Transparenter Dialog
Franziskus sieht den sozialen Dialog als einen Beitrag zum Frieden. Er adressiert „Laudato Si“ nicht nur an die Christen und Christinnen, sondern an alle Menschen. Es geht um einen Austausch verschiedener Erfahrungen und Perspektiven und nicht um den Kampf um mehr oder weniger verschleierte partikulare Interessen. Diese Partikularinteressen der Mächtigsten werden immer wieder im Text kritisiert und als ein ausschlaggebender Grund für die Beschädigung des „gemeinsamen Hauses“ gesehen. Sie haben zu einer falschen Anwendung der Technologie geführt. Sie verschlimmern die Lebensbedingungen der Armen. Sie entziehen der Öffentlichkeit wesentliche Informationen und führen zu falschen politischen Entscheidungen. Sie bewirken Korruption. Hingegen führen Prozesse des offenen Dialogs zu einer transparenten Kommunikation zwischen allen Beteiligten.
Glückliche Genügsamkeit
Meine tiefe Motivation für die fast 400 km Fußweg beim Klimapilgern war auch die Selbstermächtigung als Konsument. Wir nutzen unsere Macht zu wenig: Wir entscheiden, wie und wo unsere Lebensmittel und Güter erzeugt werden. Darüber hinaus sind bei meinem Gehen die zwei Grundfragen immer weiter gewachsen: „Wie geht Reduktion? Wie kommt mehr Liebe in die Welt?“ Viele Projekte, die wir gesehen haben, Menschen, denen wir begegnet sind, Landschaften, die wir bewundert haben, haben dann eine „Schönheit“ entfaltet, wenn sie aus der tiefen Quelle der Spiritualität gespeist waren. Es waren immer Menschen, die nicht zufrieden waren im Gefängnis der jetzigen Plausibilitäten und oft Unerhörtes gewagt haben. Alleine auf der schmalen Spur dieser fast 400 km durch Österreich haben wir das Aufkeimen einer neuen Welt, die den Wandel hin zu einer neuen Wirtschaft erlebt.
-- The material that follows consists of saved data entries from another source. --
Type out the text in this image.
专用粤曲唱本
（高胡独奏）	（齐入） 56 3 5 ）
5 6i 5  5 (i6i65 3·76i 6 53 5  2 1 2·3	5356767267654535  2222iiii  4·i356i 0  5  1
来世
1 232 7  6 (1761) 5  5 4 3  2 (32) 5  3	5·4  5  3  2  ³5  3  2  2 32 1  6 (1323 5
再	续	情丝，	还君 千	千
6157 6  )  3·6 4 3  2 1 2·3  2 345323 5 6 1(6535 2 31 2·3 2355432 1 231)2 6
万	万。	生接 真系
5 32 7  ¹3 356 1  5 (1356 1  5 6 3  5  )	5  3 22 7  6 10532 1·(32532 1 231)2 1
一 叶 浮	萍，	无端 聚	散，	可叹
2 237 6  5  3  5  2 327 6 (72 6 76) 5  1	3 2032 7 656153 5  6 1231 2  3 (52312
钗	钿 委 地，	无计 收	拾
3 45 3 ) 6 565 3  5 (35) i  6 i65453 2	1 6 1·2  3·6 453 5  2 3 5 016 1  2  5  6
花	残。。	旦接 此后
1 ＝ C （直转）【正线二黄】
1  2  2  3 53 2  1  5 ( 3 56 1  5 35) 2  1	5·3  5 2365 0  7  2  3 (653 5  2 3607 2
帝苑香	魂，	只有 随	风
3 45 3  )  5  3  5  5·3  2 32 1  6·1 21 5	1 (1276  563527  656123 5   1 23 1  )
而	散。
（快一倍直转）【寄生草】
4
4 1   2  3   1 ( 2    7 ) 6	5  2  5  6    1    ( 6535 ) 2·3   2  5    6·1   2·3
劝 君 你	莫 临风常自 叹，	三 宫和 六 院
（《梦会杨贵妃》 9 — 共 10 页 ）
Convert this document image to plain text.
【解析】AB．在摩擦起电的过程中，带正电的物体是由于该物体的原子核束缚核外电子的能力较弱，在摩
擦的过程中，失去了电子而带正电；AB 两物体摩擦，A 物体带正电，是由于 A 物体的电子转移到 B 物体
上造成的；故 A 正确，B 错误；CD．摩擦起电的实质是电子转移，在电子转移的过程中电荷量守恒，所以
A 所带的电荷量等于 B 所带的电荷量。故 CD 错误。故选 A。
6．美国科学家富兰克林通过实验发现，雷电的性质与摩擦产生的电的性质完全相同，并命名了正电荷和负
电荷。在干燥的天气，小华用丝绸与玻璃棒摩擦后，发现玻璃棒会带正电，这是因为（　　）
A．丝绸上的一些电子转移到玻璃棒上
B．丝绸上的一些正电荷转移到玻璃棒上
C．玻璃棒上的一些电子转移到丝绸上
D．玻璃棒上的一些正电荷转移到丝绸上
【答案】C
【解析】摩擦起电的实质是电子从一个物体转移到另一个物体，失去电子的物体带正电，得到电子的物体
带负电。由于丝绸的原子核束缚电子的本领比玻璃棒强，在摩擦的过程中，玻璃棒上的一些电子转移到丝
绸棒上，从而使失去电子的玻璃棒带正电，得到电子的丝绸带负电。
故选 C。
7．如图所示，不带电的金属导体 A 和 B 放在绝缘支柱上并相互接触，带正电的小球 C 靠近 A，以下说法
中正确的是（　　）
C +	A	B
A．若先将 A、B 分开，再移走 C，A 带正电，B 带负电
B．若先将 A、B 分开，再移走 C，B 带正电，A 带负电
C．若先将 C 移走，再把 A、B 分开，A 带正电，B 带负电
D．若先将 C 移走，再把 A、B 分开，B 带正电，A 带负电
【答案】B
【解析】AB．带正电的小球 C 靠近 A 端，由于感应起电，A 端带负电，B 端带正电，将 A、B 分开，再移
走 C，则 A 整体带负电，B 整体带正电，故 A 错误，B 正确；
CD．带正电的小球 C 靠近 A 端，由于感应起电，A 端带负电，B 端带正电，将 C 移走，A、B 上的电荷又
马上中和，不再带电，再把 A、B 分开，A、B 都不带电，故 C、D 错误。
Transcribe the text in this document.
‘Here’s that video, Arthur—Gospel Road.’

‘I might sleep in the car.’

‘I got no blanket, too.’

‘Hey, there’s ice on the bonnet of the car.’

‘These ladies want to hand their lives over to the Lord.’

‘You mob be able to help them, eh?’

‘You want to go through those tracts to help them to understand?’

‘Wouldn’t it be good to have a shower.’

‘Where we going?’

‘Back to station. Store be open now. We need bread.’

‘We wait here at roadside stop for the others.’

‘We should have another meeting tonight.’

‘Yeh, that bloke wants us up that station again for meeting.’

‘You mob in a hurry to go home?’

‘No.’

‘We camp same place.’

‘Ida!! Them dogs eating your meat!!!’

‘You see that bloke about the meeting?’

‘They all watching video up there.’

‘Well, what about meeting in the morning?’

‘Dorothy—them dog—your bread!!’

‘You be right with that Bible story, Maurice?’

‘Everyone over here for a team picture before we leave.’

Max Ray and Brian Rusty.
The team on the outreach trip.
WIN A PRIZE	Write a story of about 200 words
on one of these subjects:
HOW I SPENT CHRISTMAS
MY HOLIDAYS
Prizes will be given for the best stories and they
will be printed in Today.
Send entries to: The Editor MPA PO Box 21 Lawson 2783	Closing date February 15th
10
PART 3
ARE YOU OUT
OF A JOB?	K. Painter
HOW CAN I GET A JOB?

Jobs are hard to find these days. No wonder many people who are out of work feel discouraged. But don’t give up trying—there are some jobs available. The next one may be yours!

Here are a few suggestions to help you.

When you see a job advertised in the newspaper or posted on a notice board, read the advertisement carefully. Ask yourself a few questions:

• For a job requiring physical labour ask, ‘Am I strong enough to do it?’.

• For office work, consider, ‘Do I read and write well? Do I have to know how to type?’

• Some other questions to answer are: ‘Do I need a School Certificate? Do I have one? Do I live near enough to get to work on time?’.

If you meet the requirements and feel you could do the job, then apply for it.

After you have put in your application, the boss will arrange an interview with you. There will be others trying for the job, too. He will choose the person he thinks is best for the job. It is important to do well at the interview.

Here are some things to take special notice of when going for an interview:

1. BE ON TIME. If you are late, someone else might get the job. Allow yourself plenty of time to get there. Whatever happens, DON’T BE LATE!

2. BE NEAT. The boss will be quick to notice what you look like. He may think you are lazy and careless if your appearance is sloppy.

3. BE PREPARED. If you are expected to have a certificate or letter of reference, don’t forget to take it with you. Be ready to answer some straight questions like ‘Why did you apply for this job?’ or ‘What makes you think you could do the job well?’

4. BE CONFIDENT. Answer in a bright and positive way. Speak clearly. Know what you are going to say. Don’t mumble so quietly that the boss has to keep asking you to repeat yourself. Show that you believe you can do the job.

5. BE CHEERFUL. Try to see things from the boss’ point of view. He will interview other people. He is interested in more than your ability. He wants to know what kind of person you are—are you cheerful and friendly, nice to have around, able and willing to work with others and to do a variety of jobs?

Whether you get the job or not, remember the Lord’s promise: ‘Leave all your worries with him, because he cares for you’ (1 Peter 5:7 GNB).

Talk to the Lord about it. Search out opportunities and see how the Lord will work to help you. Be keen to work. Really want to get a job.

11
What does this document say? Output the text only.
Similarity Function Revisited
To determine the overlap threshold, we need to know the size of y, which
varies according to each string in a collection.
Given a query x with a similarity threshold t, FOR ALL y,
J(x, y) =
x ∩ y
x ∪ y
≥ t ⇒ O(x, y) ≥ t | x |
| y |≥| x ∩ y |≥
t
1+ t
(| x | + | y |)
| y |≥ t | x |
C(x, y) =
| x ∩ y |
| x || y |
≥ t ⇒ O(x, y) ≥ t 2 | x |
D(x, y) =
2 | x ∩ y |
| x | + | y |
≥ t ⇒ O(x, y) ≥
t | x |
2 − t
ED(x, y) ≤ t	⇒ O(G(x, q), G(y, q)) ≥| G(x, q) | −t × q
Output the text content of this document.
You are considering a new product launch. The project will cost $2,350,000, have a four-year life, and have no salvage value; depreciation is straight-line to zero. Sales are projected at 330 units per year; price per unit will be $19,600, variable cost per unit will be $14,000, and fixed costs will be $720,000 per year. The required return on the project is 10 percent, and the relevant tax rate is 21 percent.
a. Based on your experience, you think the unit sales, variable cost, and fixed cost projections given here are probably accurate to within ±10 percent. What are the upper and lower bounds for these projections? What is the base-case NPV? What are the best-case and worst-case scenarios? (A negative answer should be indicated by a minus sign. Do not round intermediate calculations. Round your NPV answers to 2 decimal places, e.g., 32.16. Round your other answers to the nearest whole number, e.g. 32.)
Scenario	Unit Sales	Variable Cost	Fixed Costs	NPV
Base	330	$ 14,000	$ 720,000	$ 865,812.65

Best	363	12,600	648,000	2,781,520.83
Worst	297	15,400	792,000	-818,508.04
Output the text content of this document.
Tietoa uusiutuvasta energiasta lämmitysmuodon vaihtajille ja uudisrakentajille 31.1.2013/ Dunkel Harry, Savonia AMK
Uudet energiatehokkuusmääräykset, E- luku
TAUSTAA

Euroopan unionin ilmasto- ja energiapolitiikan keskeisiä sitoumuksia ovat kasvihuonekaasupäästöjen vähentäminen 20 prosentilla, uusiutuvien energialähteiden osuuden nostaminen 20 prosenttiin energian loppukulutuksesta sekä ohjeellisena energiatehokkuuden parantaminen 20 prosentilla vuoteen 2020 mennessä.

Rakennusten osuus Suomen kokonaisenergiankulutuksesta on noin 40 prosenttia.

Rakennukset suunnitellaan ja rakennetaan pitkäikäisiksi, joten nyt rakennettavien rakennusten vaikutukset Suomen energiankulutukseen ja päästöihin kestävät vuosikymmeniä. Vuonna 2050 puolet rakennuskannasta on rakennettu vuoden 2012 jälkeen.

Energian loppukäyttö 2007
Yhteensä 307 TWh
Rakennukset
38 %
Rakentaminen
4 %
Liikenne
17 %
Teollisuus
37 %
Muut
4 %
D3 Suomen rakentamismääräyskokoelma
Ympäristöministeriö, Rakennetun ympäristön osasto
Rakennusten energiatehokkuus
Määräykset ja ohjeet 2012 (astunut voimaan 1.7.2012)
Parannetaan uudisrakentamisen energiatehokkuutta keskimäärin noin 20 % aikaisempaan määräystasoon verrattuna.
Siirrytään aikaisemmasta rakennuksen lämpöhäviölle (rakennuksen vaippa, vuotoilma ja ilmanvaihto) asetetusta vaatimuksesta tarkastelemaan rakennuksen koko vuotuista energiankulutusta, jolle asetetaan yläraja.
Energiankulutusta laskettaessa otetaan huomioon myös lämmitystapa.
Auch die Medien sind zum Großteil Gefangene des laufenden Systems und entwickeln keine Kritik mehr, weil sie von den Werbeeinnahmen finanziert werden. Es liegt an uns, das Neue und fast noch Unscheinbare zu suchen, ans Licht zu heben und mit dem konkreten Alltag in Verbindung zu bringen. Gerade die Entwicklung eines neuen Lebensstils auf Grundlage von Genügsamkeit und Demut ist erforderlich. Das Büchlein von Pierre Rabhi, „Glückliche Genügsamkeit“, war im Rucksack mit dabei. Der Gedanke an die kommenden Generationen müsste eigentlich den tiefsten Motivationsschub auslösen. Wir haben kein Recht, deren Lebenschancen zugrunde zu richten. Darum: Alles im Kreislauf von der Wiege wieder in die Wiege zu denken und konsequent tun.
Autor: Ferdinand Kaineder ist Pressesprecher der österreichischen Ordensgemeinschaft.